If you spend good money on linen sheets, the last thing you want is to wreck them in the wash. Yet that is exactly what happens to a lot of people. Spend ten minutes in any bedding thread on Reddit and you will find someone whose lovely linen went stiff, thin, or grey after a few months, almost always because of a simple laundry habit they did not know was a problem. The good news is that linen is genuinely easy to look after once you know the handful of rules that matter. Here is how we wash ours, and the mistakes worth avoiding.
Understand this first
Linen is not like cotton. It is meant to soften slowly, wash after wash, and reach its best after months of use rather than straight out of the packet. So your washing routine is not only about keeping sheets clean. It is what turns a crisp new set into the soft, lived in linen people rave about. Treat it gently and it rewards you for years. Fight it and you undo the very thing you paid for.

How to wash linen sheets, step by step
Wash on a gentle or normal cycle in cool to warm water, ideally under 40 degrees. Hot water is hard on the fibres and can set wrinkles and shrink a set that has not been pre washed. Use a mild liquid detergent, and only a little.
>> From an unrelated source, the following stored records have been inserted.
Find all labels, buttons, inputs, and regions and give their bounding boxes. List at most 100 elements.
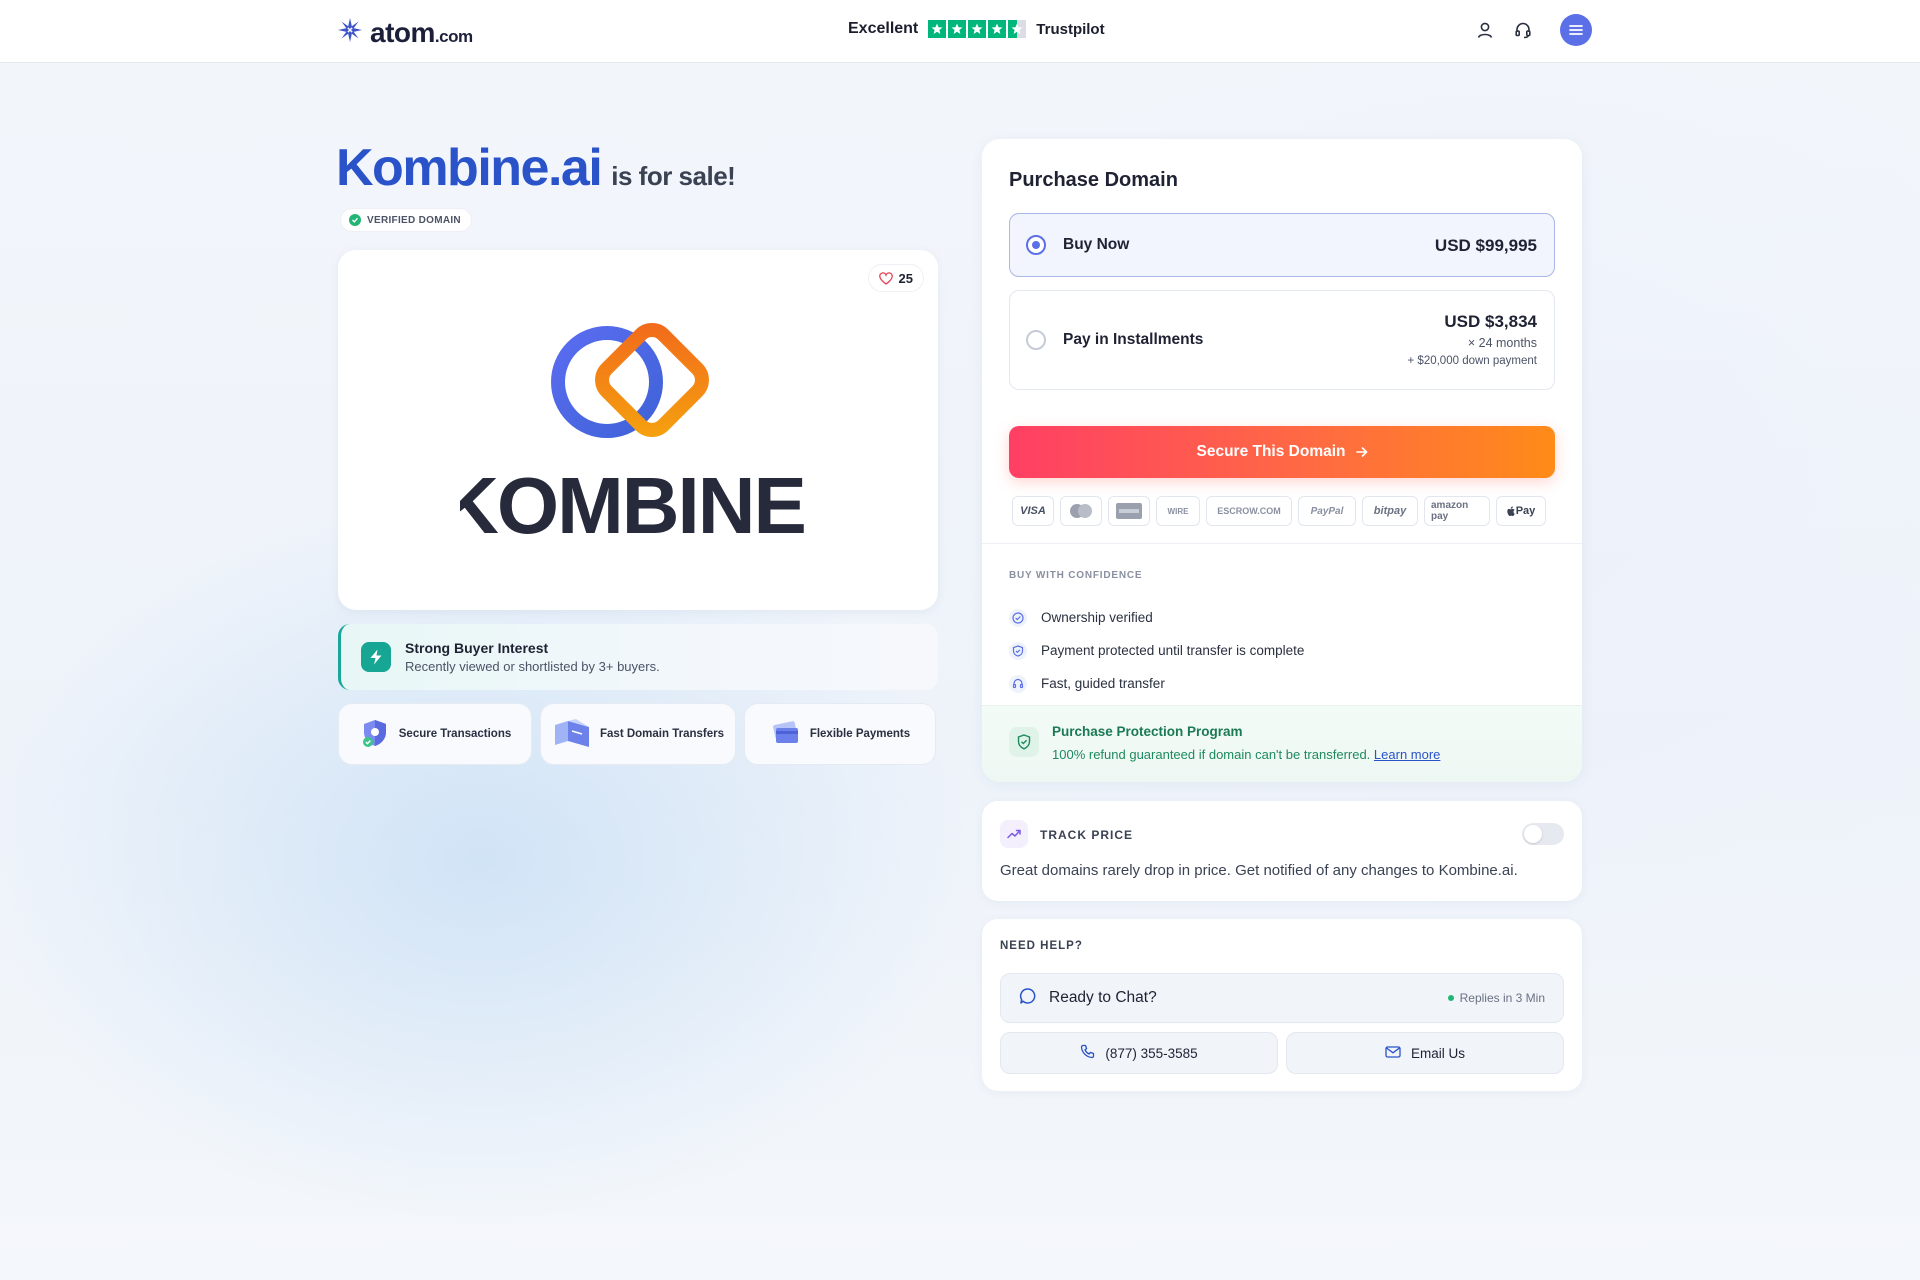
help-title: NEED HELP? bbox=[1000, 940, 1083, 952]
apple-pay-logo: Pay bbox=[1496, 496, 1546, 526]
divider bbox=[982, 543, 1582, 544]
chat-button[interactable]: Ready to Chat? Replies in 3 Min bbox=[1000, 973, 1564, 1023]
confidence-list: Ownership verified Payment protected unt… bbox=[1009, 601, 1304, 700]
purchase-panel: Purchase Domain Buy Now USD $99,995 Pay … bbox=[982, 139, 1582, 782]
radio-installments[interactable] bbox=[1026, 330, 1046, 350]
kombine-logo: KOMBINE bbox=[441, 318, 820, 550]
feature-label: Secure Transactions bbox=[398, 728, 512, 740]
headset-icon bbox=[1009, 674, 1027, 693]
online-indicator bbox=[1447, 995, 1454, 1001]
shield-icon bbox=[359, 717, 391, 752]
bitpay-logo: bitpay bbox=[1362, 496, 1418, 526]
buy-now-price: USD $99,995 bbox=[1434, 236, 1537, 255]
list-item: Ownership verified bbox=[1009, 601, 1304, 634]
domain-heading: Kombine.ai is for sale! bbox=[336, 138, 736, 198]
visa-logo: VISA bbox=[1012, 496, 1054, 526]
wire-transfer-logo: WIRE bbox=[1156, 496, 1200, 526]
escrow-logo: ESCROW.COM bbox=[1206, 496, 1292, 526]
domain-logo-card: 25 KOMBINE bbox=[338, 250, 938, 610]
installments-label: Pay in Installments bbox=[1063, 331, 1204, 348]
verified-badge: VERIFIED DOMAIN bbox=[340, 208, 472, 232]
menu-button[interactable] bbox=[1560, 14, 1592, 46]
shield-check-icon bbox=[1009, 641, 1027, 660]
trustpilot-brand: Trustpilot bbox=[1036, 20, 1105, 38]
for-sale-label: is for sale! bbox=[611, 161, 736, 191]
logo-wordmark-text: KOMBINE bbox=[460, 461, 805, 538]
track-price-title: TRACK PRICE bbox=[1040, 828, 1134, 842]
list-item: Payment protected until transfer is comp… bbox=[1009, 634, 1304, 667]
interest-subtitle: Recently viewed or shortlisted by 3+ buy… bbox=[405, 659, 660, 674]
track-price-toggle[interactable] bbox=[1522, 823, 1564, 845]
secure-domain-button[interactable]: Secure This Domain bbox=[1009, 426, 1555, 478]
option-installments[interactable]: Pay in Installments USD $3,834 × 24 mont… bbox=[1009, 290, 1555, 390]
star-icon bbox=[928, 20, 947, 38]
phone-button[interactable]: (877) 355-3585 bbox=[1000, 1032, 1278, 1074]
check-icon bbox=[349, 214, 361, 226]
email-label: Email Us bbox=[1410, 1045, 1465, 1061]
purchase-protection: Purchase Protection Program 100% refund … bbox=[982, 705, 1582, 782]
trustpilot-rating[interactable]: Excellent Trustpilot bbox=[848, 20, 1105, 38]
confidence-item-label: Ownership verified bbox=[1041, 610, 1153, 625]
amex-logo bbox=[1108, 496, 1150, 526]
trust-label: Excellent bbox=[848, 20, 919, 37]
track-price-text: Great domains rarely drop in price. Get … bbox=[1000, 862, 1518, 879]
trust-stars bbox=[928, 20, 1027, 38]
headset-icon[interactable] bbox=[1512, 19, 1534, 41]
star-icon bbox=[948, 20, 967, 38]
feature-flexible-payments: Flexible Payments bbox=[744, 703, 936, 765]
feature-fast-transfers: Fast Domain Transfers bbox=[540, 703, 736, 765]
arrow-right-icon bbox=[1355, 447, 1368, 457]
buyer-interest-banner: Strong Buyer Interest Recently viewed or… bbox=[338, 624, 938, 690]
learn-more-link[interactable]: Learn more bbox=[1374, 747, 1440, 762]
like-button[interactable]: 25 bbox=[867, 264, 924, 292]
interest-title: Strong Buyer Interest bbox=[405, 640, 549, 656]
mastercard-logo bbox=[1060, 496, 1102, 526]
wallet-icon bbox=[770, 719, 802, 750]
top-header: atom.com Excellent Trustpilot bbox=[0, 0, 1920, 63]
chat-status: Replies in 3 Min bbox=[1447, 991, 1545, 1005]
secure-domain-label: Secure This Domain bbox=[1196, 443, 1346, 460]
amazon-pay-logo: amazon pay bbox=[1424, 496, 1490, 526]
user-icon[interactable] bbox=[1474, 19, 1496, 41]
header-actions bbox=[1474, 14, 1592, 46]
phone-icon bbox=[1080, 1044, 1095, 1062]
atom-logo-icon bbox=[336, 16, 364, 49]
list-item: Fast, guided transfer bbox=[1009, 667, 1304, 700]
confidence-item-label: Fast, guided transfer bbox=[1041, 676, 1165, 691]
chat-label: Ready to Chat? bbox=[1049, 989, 1157, 1006]
paypal-logo: PayPal bbox=[1298, 496, 1356, 526]
site-logo[interactable]: atom.com bbox=[336, 16, 473, 49]
check-circle-icon bbox=[1009, 608, 1027, 627]
purchase-title: Purchase Domain bbox=[1009, 169, 1178, 191]
protection-title: Purchase Protection Program bbox=[1052, 724, 1243, 739]
feature-label: Fast Domain Transfers bbox=[600, 728, 724, 740]
transfer-icon bbox=[552, 717, 592, 752]
help-card: NEED HELP? Ready to Chat? Replies in 3 M… bbox=[982, 919, 1582, 1091]
logo-wordmark: atom.com bbox=[370, 16, 473, 48]
shield-icon bbox=[1009, 727, 1039, 757]
contact-options: (877) 355-3585 Email Us bbox=[1000, 1032, 1564, 1074]
verified-label: VERIFIED DOMAIN bbox=[367, 214, 461, 226]
option-buy-now[interactable]: Buy Now USD $99,995 bbox=[1009, 213, 1555, 277]
payment-methods: VISA WIRE ESCROW.COM PayPal bitpay amazo… bbox=[1012, 496, 1546, 526]
star-icon bbox=[988, 20, 1007, 38]
feature-secure-transactions: Secure Transactions bbox=[338, 703, 532, 765]
heart-icon bbox=[878, 271, 893, 285]
track-price-card: TRACK PRICE Great domains rarely drop in… bbox=[982, 801, 1582, 901]
lightning-icon bbox=[361, 642, 391, 672]
phone-number: (877) 355-3585 bbox=[1105, 1045, 1198, 1061]
installments-down-payment: + $20,000 down payment bbox=[1407, 355, 1537, 367]
chat-bubble-icon bbox=[1019, 987, 1037, 1010]
confidence-item-label: Payment protected until transfer is comp… bbox=[1041, 643, 1305, 658]
email-button[interactable]: Email Us bbox=[1286, 1032, 1564, 1074]
feature-tiles: Secure Transactions Fast Domain Transfer… bbox=[338, 703, 936, 765]
installments-term: × 24 months bbox=[1467, 336, 1537, 350]
radio-buy-now[interactable] bbox=[1026, 235, 1046, 255]
protection-text: 100% refund guaranteed if domain can't b… bbox=[1052, 747, 1441, 762]
buy-now-label: Buy Now bbox=[1063, 236, 1130, 253]
half-star-icon bbox=[1008, 20, 1027, 38]
trend-up-icon bbox=[1000, 820, 1028, 848]
hamburger-icon bbox=[1569, 25, 1583, 35]
like-count: 25 bbox=[898, 270, 913, 286]
mail-icon bbox=[1385, 1045, 1401, 1061]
Most people use far too much, and the leftover residue is what leaves linen feeling stiff and looking dull.
Wash your linen separately for the first couple of washes, especially deep colours like our reds and dark teals, since natural dyes can release a little colour early on. After that it is happy to share a load with similar shades. Do not overload the machine either. Linen needs room to move so it rinses clean and does not crease into hard folds.
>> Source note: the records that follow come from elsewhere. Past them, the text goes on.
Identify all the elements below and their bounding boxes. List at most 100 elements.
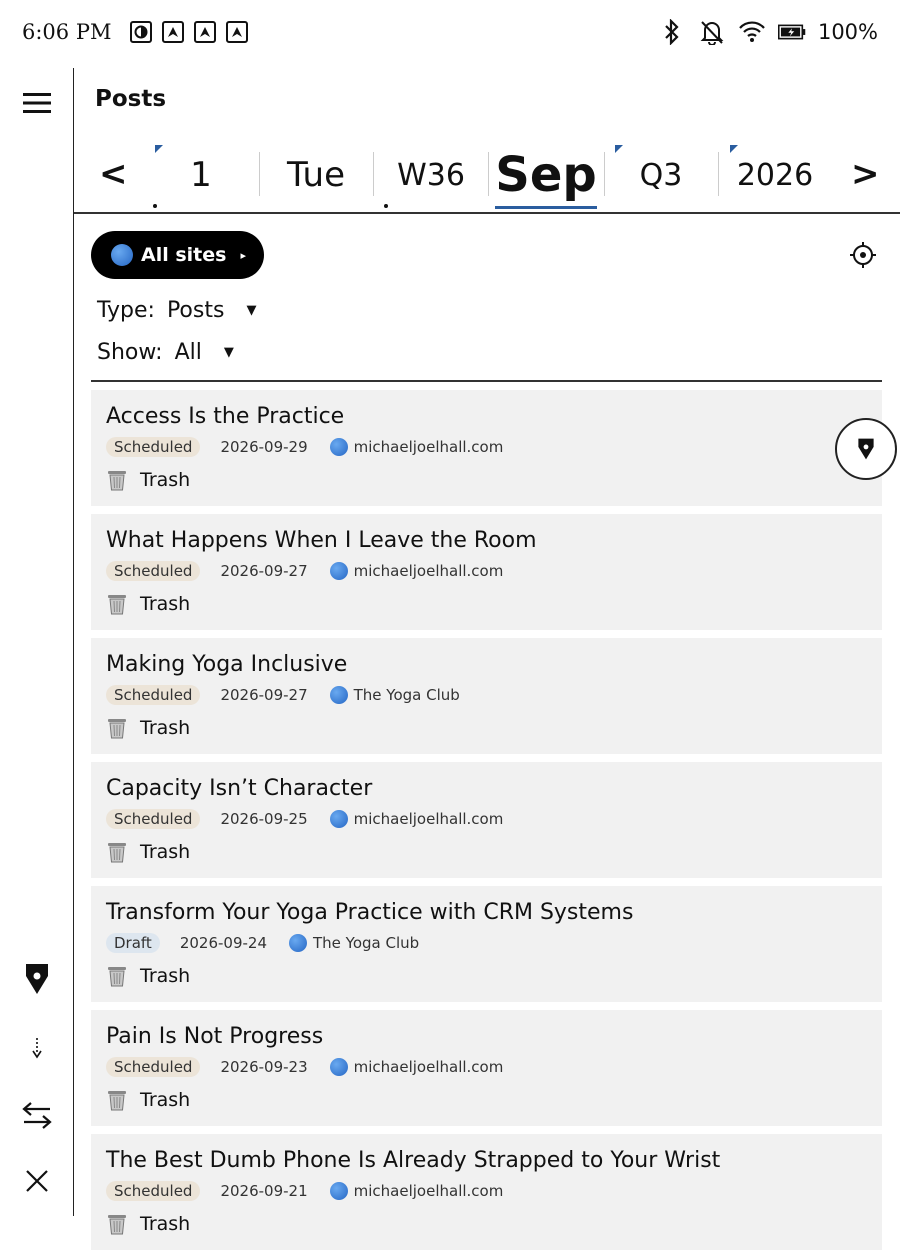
trash-button[interactable]: Trash: [108, 469, 190, 491]
globe-icon: [329, 438, 348, 456]
triangle-right-icon: ▸: [240, 248, 246, 262]
post-card[interactable]: Transform Your Yoga Practice with CRM Sy…: [91, 886, 882, 1002]
trash-button[interactable]: Trash: [108, 717, 190, 739]
date-segment-week[interactable]: W36: [379, 148, 483, 202]
post-title[interactable]: What Happens When I Leave the Room: [106, 528, 537, 553]
selected-segment-underline: [495, 206, 597, 209]
trash-label: Trash: [140, 1213, 191, 1235]
trash-can-icon: [108, 470, 126, 490]
trash-can-icon: [108, 966, 126, 986]
post-card[interactable]: Access Is the Practice Scheduled 2026-09…: [91, 390, 882, 506]
post-title[interactable]: Transform Your Yoga Practice with CRM Sy…: [106, 900, 633, 925]
battery-percent: 100%: [817, 20, 878, 44]
post-site: michaeljoelhall.com: [329, 1182, 503, 1200]
status-badge: Scheduled: [106, 685, 201, 705]
site-name: michaeljoelhall.com: [353, 810, 504, 828]
post-date: 2026-09-27: [220, 686, 308, 704]
post-date: 2026-09-23: [220, 1058, 308, 1076]
date-segment-quarter[interactable]: Q3: [609, 148, 713, 202]
status-right: 100%: [658, 18, 878, 46]
menu-button[interactable]: [0, 78, 73, 128]
trash-label: Trash: [140, 1089, 191, 1111]
type-label: Type:: [97, 298, 155, 323]
date-segment-year[interactable]: 2026: [723, 148, 827, 202]
globe-icon: [111, 244, 133, 266]
page-title: Posts: [95, 86, 167, 112]
pen-nib-icon: [25, 964, 48, 994]
post-list: Access Is the Practice Scheduled 2026-09…: [91, 390, 882, 1258]
status-badge: Scheduled: [106, 561, 201, 581]
date-prev-button[interactable]: <: [99, 154, 128, 194]
post-title[interactable]: Pain Is Not Progress: [106, 1024, 323, 1049]
trash-label: Trash: [140, 593, 191, 615]
trash-button[interactable]: Trash: [108, 1213, 190, 1235]
post-date: 2026-09-27: [220, 562, 308, 580]
segment-flag: [155, 145, 163, 153]
segment-flag: [730, 145, 738, 153]
post-card[interactable]: Capacity Isn’t Character Scheduled 2026-…: [91, 762, 882, 878]
post-meta: Scheduled 2026-09-23 michaeljoelhall.com: [106, 1057, 503, 1077]
compose-button[interactable]: [0, 954, 73, 1004]
globe-icon: [329, 562, 348, 580]
post-date: 2026-09-24: [179, 934, 267, 952]
trash-can-icon: [108, 1090, 126, 1110]
caret-down-icon: ▼: [246, 303, 257, 318]
type-filter[interactable]: Type: Posts ▼: [97, 298, 256, 323]
post-date: 2026-09-21: [220, 1182, 308, 1200]
date-segment-month[interactable]: Sep: [492, 147, 600, 203]
site-name: michaeljoelhall.com: [353, 438, 504, 456]
date-segment-weekday[interactable]: Tue: [264, 148, 368, 202]
segment-separator: [488, 152, 489, 196]
post-meta: Draft 2026-09-24 The Yoga Club: [106, 933, 419, 953]
status-badge: Draft: [106, 933, 160, 953]
status-time: 6:06 PM: [22, 20, 112, 44]
site-name: michaeljoelhall.com: [353, 1058, 504, 1076]
show-value: All: [174, 340, 202, 365]
post-card[interactable]: Making Yoga Inclusive Scheduled 2026-09-…: [91, 638, 882, 754]
target-gear-icon: [850, 242, 876, 268]
post-card[interactable]: What Happens When I Leave the Room Sched…: [91, 514, 882, 630]
close-icon: [25, 1170, 48, 1192]
trash-button[interactable]: Trash: [108, 1089, 190, 1111]
bluetooth-icon: [658, 18, 686, 46]
show-filter[interactable]: Show: All ▼: [97, 340, 234, 365]
post-title[interactable]: Capacity Isn’t Character: [106, 776, 372, 801]
post-title[interactable]: The Best Dumb Phone Is Already Strapped …: [106, 1148, 720, 1173]
notification-icons: [130, 21, 248, 43]
trash-button[interactable]: Trash: [108, 965, 190, 987]
post-title[interactable]: Making Yoga Inclusive: [106, 652, 347, 677]
status-badge: Scheduled: [106, 437, 201, 457]
left-rail: [0, 68, 74, 1216]
circle-half-icon: [130, 21, 152, 43]
site-name: The Yoga Club: [353, 686, 460, 704]
pen-nib-icon: [858, 438, 874, 460]
post-date: 2026-09-25: [220, 810, 308, 828]
battery-charging-icon: [777, 18, 806, 46]
post-card[interactable]: Pain Is Not Progress Scheduled 2026-09-2…: [91, 1010, 882, 1126]
date-segment-day[interactable]: 1: [154, 148, 248, 202]
site-name: michaeljoelhall.com: [353, 562, 504, 580]
settings-button[interactable]: [850, 242, 876, 268]
globe-icon: [329, 686, 348, 704]
site-name: The Yoga Club: [313, 934, 420, 952]
trash-label: Trash: [140, 469, 191, 491]
floating-compose-button[interactable]: [835, 418, 897, 480]
trash-button[interactable]: Trash: [108, 593, 190, 615]
globe-icon: [329, 1058, 348, 1076]
all-sites-button[interactable]: All sites ▸: [91, 231, 264, 279]
status-badge: Scheduled: [106, 1057, 201, 1077]
post-title[interactable]: Access Is the Practice: [106, 404, 344, 429]
menu-icon: [22, 93, 51, 113]
scroll-down-button[interactable]: [0, 1023, 73, 1073]
segment-separator: [373, 152, 374, 196]
close-button[interactable]: [0, 1156, 73, 1206]
swap-button[interactable]: [0, 1090, 73, 1140]
status-badge: Scheduled: [106, 809, 201, 829]
segment-dot: [384, 204, 388, 208]
post-card[interactable]: The Best Dumb Phone Is Already Strapped …: [91, 1134, 882, 1250]
trash-label: Trash: [140, 965, 191, 987]
date-next-button[interactable]: >: [851, 154, 880, 194]
trash-label: Trash: [140, 717, 191, 739]
post-site: The Yoga Club: [289, 934, 419, 952]
trash-button[interactable]: Trash: [108, 841, 190, 863]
The mistakes that quietly ruin linen
Fabric softener. This is the big one. Softener coats the fibres in a waxy film that blocks linen from doing what it does best, which is soften on its own and wick moisture. It can trap odours over time too. Linen never needs it. If your sheets feel rough, they need more washes, not softener.
Hot water and high heat drying. Heat is what wears linen out fastest. Hot washes and a scorching dryer weaken the fibres, fade colour, and bake in creases. Warm or cool washes and a low dryer setting keep a set going for years.
Too much detergent, or harsh ones. Bleach and optical brighteners break down flax fibres and strip colour. A small amount of gentle detergent is all linen wants.
Ironing it stiff. You can iron linen if you love a crisp look, but most of us buy it for the relaxed, softly rumpled feel. Pulling the sheets out a touch early and smoothing them onto the bed is all the finishing they need.

Drying without wearing it out
Line drying is gentlest, and linen dries quickly. If you use a dryer, keep it on low and take the sheets out while they are still a little damp, then let them finish on the bed or a rail. This keeps them soft and cuts down on wrinkles at the same time. Over drying is what leaves linen feeling papery and stiff, so it pays to catch it early.
Why this matters for softness
If your linen still feels scratchy, washing is usually the answer, not a flaw in the fabric. New linen simply needs a few cycles to break in, which we explain in our post on why linen can feel scratchy at first. The same gentle routine works for pillowcases, and it is part of why linen is so kind to skin and hair, which we cover in our guide on linen pillowcases for hair and skin.
FAQ
Can you machine wash linen sheets?
Yes. Linen is machine washable on a gentle or normal cycle in cool to warm water. That is one of its best features next to silk.
How often should you wash linen sheets?
About once a week, the same as any bed sheet. Linen dries fast, so a regular wash is easy and keeps it fresh.
Should you use fabric softener on linen?
No. It coats the fibres and stops linen softening naturally. Skip it and let repeated washing do the work.
Do linen sheets shrink?
Quality linen is usually pre washed, so shrinkage is minimal. Avoiding hot water and high dryer heat keeps it that way.